We propose MNPCA, a novel non-linear generalization of (2D)$^2${PCA}, a classical linear method for the simultaneous dimension reduction of both rows and columns of a set of matrix-valued data. MNPCA is based on optimizing over separate non-linear mappings on the left and right singular spaces of the observations, essentially amounting to the decoupling of the two sides of the matrices. We develop a comprehensive theoretical framework for MNPCA by viewing it as an eigenproblem in reproducing kernel Hilbert spaces.
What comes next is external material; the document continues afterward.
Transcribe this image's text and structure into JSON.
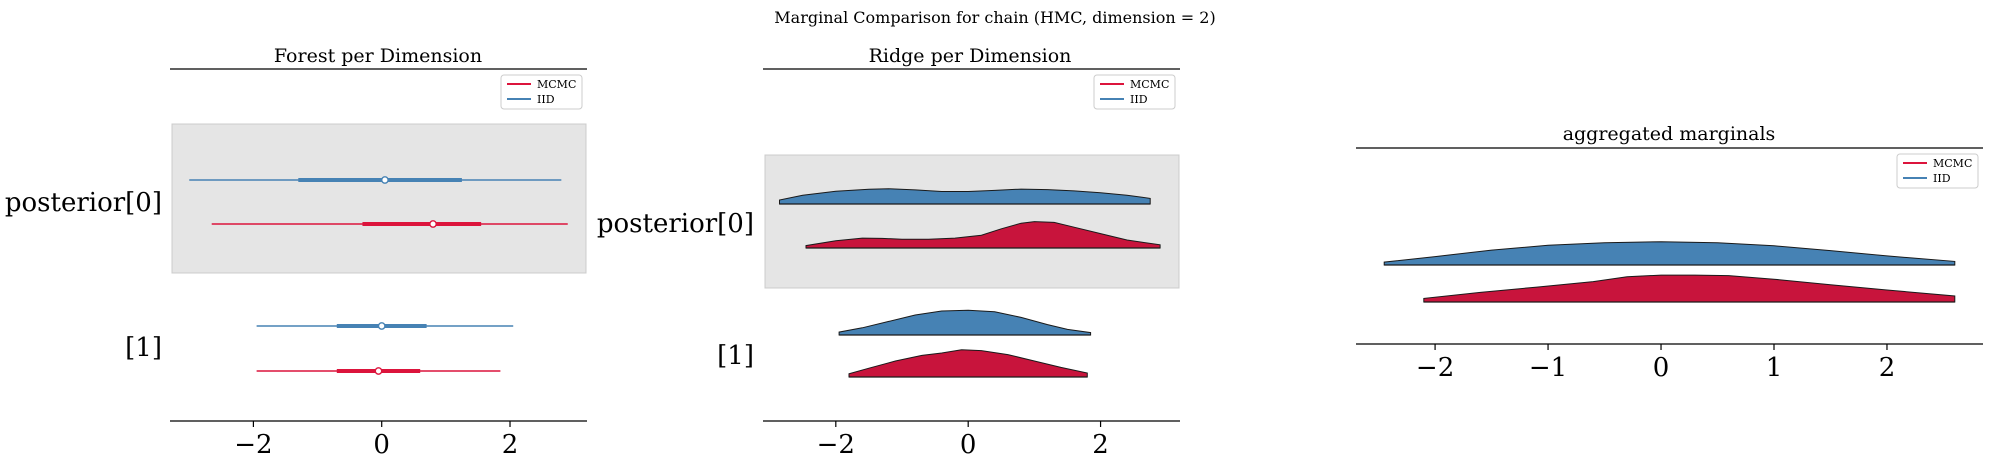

We study the resulting estimators on both population and sample levels, deriving their convergence rates and formulating a coordinate representation to allow the method to be used in practice. Simulations and a real data example demonstrate MNPCA's good performance over its competitors.

翻译：我们提出MNPCA，这是一种针对(2D)²PCA的非线性推广方法，(2D)²PCA是一种经典线性方法，用于同时对矩阵数据集的各行和各列进行降维。MNPCA基于对观测数据左右奇异空间分别优化非线性映射，本质上实现了矩阵两侧的解耦。我们通过将MNPCA视为再生核希尔伯特空间中的特征问题，为其建立了全面的理论框架。我们在总体和样本层面研究所得估计量，推导其收敛速率，并构建坐标表示以便该方法在实际中应用。模拟实验和真实数据案例表明，MNPCA相比其他方法具有更优性能。